One wonders if that can be done on even a broader scale than the operation of a company.  Do you suppose society could operate that way or are we too diverse for that to be possible?  It is easier to see how the production of a particular product could lend itself to technique, but what about a nation with so many different aspirations, talents, and hopes for the future, a society with countless problems?

We have heard every conceivable solution to the problem of guns in the country.  It seems to me to be a classic case of when all is said and done much more will have been said than done.  Surely no one is going to be happy with the way this turns out in the short term.  Could reduction of violence from firearms be approached as a goal and worked back rather than fighting the endless skirmishes with every interest group and in the end no one is satisfied?

Let’s indulge in a little fantasy show.  Let’s make list of how we would like America to look in the year 2063.  For young folk, trust me, it will be here before you know it. For anyone over 40 . . . maybe the best we can hope for is that we will have left behind a few good ideas.

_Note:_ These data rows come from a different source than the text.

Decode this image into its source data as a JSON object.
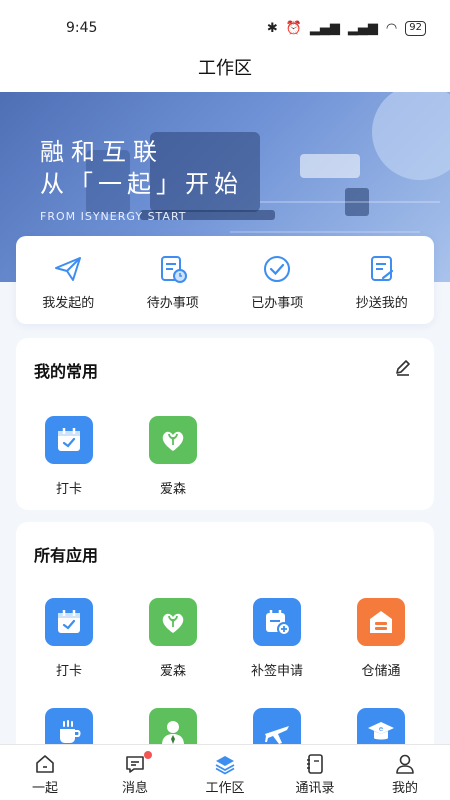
{
  "status": {
    "time": "9:45",
    "battery": "92"
  },
  "header": {
    "title": "工作区"
  },
  "banner": {
    "line1": "融和互联",
    "line2": "从「一起」开始",
    "subtitle": "FROM ISYNERGY START"
  },
  "quick": [
    {
      "label": "我发起的",
      "icon": "paper-plane-icon"
    },
    {
      "label": "待办事项",
      "icon": "todo-list-icon"
    },
    {
      "label": "已办事项",
      "icon": "check-circle-icon"
    },
    {
      "label": "抄送我的",
      "icon": "cc-doc-icon"
    }
  ],
  "common": {
    "title": "我的常用",
    "apps": [
      {
        "label": "打卡",
        "icon": "calendar-check-icon",
        "color": "#3d8ef0"
      },
      {
        "label": "爱森",
        "icon": "heart-leaf-icon",
        "color": "#5dc05d"
      }
    ]
  },
  "all": {
    "title": "所有应用",
    "apps": [
      {
        "label": "打卡",
        "icon": "calendar-check-icon",
        "color": "#3d8ef0"
      },
      {
        "label": "爱森",
        "icon": "heart-leaf-icon",
        "color": "#5dc05d"
      },
      {
        "label": "补签申请",
        "icon": "calendar-plus-icon",
        "color": "#3d8ef0"
      },
      {
        "label": "仓储通",
        "icon": "warehouse-icon",
        "color": "#f47b3c"
      },
      {
        "label": "",
        "icon": "coffee-cup-icon",
        "color": "#3d8ef0"
      },
      {
        "label": "",
        "icon": "person-icon",
        "color": "#5dc05d"
      },
      {
        "label": "",
        "icon": "airplane-icon",
        "color": "#3d8ef0"
      },
      {
        "label": "",
        "icon": "graduation-icon",
        "color": "#3d8ef0"
      }
    ]
  },
  "tabs": [
    {
      "label": "一起",
      "icon": "home-icon"
    },
    {
      "label": "消息",
      "icon": "message-icon"
    },
    {
      "label": "工作区",
      "icon": "layers-icon"
    },
    {
      "label": "通讯录",
      "icon": "contacts-icon"
    },
    {
      "label": "我的",
      "icon": "user-icon"
    }
  ],
  "colors": {
    "accent": "#3d8ef0",
    "green": "#5dc05d",
    "orange": "#f47b3c",
    "badge": "#f25555"
  }
}
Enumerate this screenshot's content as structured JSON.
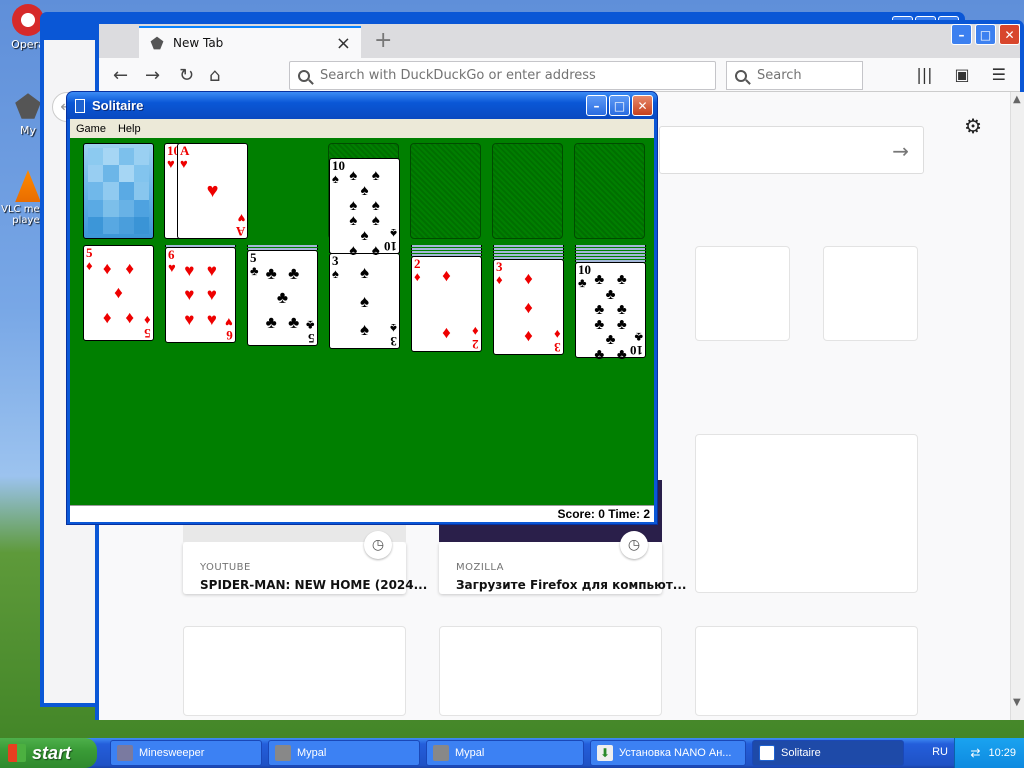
{
  "desktop": {
    "icons": [
      {
        "label": "Opera",
        "icon": "opera-icon"
      },
      {
        "label": "My",
        "icon": "mypal-icon"
      },
      {
        "label": "VLC media player",
        "icon": "vlc-icon"
      }
    ]
  },
  "browser": {
    "tab_title": "New Tab",
    "new_tab_symbol": "+",
    "address_placeholder": "Search with DuckDuckGo or enter address",
    "search_placeholder": "Search",
    "highlights": [
      {
        "source": "YOUTUBE",
        "title": "SPIDER-MAN: NEW HOME (2024..."
      },
      {
        "source": "MOZILLA",
        "title": "Загрузите Firefox для компьют..."
      }
    ]
  },
  "solitaire": {
    "title": "Solitaire",
    "menu": [
      "Game",
      "Help"
    ],
    "status": "Score: 0 Time: 2",
    "colors": {
      "felt": "#007f00",
      "red_suit": "#e00000"
    }
  },
  "taskbar": {
    "start_label": "start",
    "items": [
      {
        "label": "Minesweeper"
      },
      {
        "label": "Mypal"
      },
      {
        "label": "Mypal"
      },
      {
        "label": "Установка NANO Ан..."
      },
      {
        "label": "Solitaire"
      }
    ],
    "language": "RU",
    "clock": "10:29"
  }
}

We can agree on broad principles and everyone can make their own list.  The real issue will be making MBO work in such a broad societal setting.

  • We would like to see the elimination of poverty both here and in the third world.  Right there, we know the second part is impossible, but leave it on the list anyway.

  • We would like to have health care available to everyone and at an affordable cost.

  • We would like there to be peace on earth and goodwill to all.

  • We would like to have everyone achieve the maximum success available to them.

  • We would like honest government who recognized that we need their help but not their interference.  It’s very hard to see how that would work; one person’s help is another person’s interference when it comes to the government.

  • We would like to have a safe environment where we do not add to the vagaries of climate but anticipate what we can do to ameliorate the natural cyclic changes to which our planet will continue to expose us.

  • We would like to see violent death by any means, but particularly by guns, a rare event.  For murder by gun we would like to see the massive number of annual deaths by firearms reduced to a fraction of the present carnage. 

The list could go on . . . and it should.  You might well say that’s all a fantasy world and you would be correct –  particularly if no one takes the long view to discover why we are such a violent and self-interested species.

 There are two things that are certain:  I won’t be around to see it and for those who will be here it won’t happen unless some fundamental changes in human behavior are addressed.